IDA complements the World Bank’s original lending arm—the International Bank for Reconstruction and Development (IBRD). IDA supports a range of development activities that pave the way toward equality, economic growth, job creation, higher incomes, and better living conditions. IDA is one of the largest sources of assistance for the world’s 75 poorest countries and is the single largest source of donor funds for basic social services in these countries.
IDA lends money on concessional terms. This means that IDA credits have a zero or very low interest charge and repayments are stretched over 30 to 40 years. More than half of IDA countries receive all, or half, of their IDA resources on grant terms, which carry no repayments at all. These grants are targeted to the low-income countries at higher risk of debt distress.
As of April 2023, the World Bank has an environment portfolio of 137 projects worth $13.3 billion. Over the last decade, the World Bank has emerged as one of the leading multilateral financiers for protecting biodiversity, supporting sustainable forest management and good stewardship of our oceans, and combating wildlife crime. Recent IDA-funded projects related to forests have focused on improving sustainable management of forests and protected areas and boosting community livelihoods through forestry value chains and agroforestry.

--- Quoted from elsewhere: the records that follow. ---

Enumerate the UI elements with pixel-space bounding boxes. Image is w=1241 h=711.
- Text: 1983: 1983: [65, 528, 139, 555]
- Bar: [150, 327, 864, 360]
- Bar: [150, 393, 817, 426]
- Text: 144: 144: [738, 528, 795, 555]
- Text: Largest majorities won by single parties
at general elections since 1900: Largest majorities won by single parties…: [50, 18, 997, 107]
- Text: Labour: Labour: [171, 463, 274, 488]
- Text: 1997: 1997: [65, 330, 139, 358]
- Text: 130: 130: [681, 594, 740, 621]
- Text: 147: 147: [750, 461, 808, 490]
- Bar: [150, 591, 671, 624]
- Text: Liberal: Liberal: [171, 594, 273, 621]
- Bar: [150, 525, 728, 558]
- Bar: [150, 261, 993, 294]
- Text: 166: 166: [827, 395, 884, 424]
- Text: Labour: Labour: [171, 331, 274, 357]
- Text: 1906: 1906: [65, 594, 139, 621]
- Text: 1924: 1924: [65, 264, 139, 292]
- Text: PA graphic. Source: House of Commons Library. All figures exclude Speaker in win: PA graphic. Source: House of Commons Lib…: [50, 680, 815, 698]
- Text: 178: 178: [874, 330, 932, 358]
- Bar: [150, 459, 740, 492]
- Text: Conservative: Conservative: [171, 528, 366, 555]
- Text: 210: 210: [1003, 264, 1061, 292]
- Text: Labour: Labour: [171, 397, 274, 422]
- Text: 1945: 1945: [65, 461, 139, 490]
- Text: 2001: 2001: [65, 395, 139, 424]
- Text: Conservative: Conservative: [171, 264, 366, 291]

Financing Instrument: Loans, Technical Assistance, Guarantees, Grants, Debt Relief
Project scale: In fiscal year 2022, the World Bank’s active portfolio consisted of 127 projects and a total net investment on forest-related issues of $7.0 billion dollars (average project size $97M). Funding from the IDA represents 45% of the 2022 portfolio.
Applicable geographical regions/country groups: Global
Recipient categories: Governments
Eligibility Criteria:
For a country to access IDA resources, it must be in a situation of relative poverty as indicated by its per capita income falling below the IDA operational cut-off, $1,255 in FY23, and/or lack creditworthiness for IBRD borrowing. IDA funds are allocated to the recipient countries in relation to their income levels and record of success in managing their economies and their ongoing IDA projects. IDA's lending terms are highly concessional, meaning that IDA credits carry no or low interest charges.
The financing terms are determined with reference to recipient countries' risk of debt distress, the level of GNI per capita, and creditworthiness for the International Bank for Reconstruction and Development (IBRD) borrowing. Recipients with a high risk of debt distress receive 100 percent of their financial assistance in the form of grants and those with a medium risk of debt distress receive 50 percent in the form of grants. Other recipients receive IDA credits on regular or blend terms with 38-year and 30-year maturities respectively. Small states receive IDA financing on small economy terms with 40-year maturity.
Application guidelines:
IDA's 75 eligible recipients have very significant needs for concessional funds. But the amount of funds available, which is fixed once contributions are pledged by donor governments, tends to be well below the countries' needs. IDA, therefore, must allocate scarce resources among eligible countries. This is primarily done on the basis of recipients' policy performance and institutional capacity in order to concentrate resources where they are likely to be most helpful in reducing poverty.
Country allocations that provide unearmarked support to eligible countries serve as the foundation for IDA’s engagement. The rest of IDA’s support in provided through a number of financing windows dedicated to addressing specific priority areas.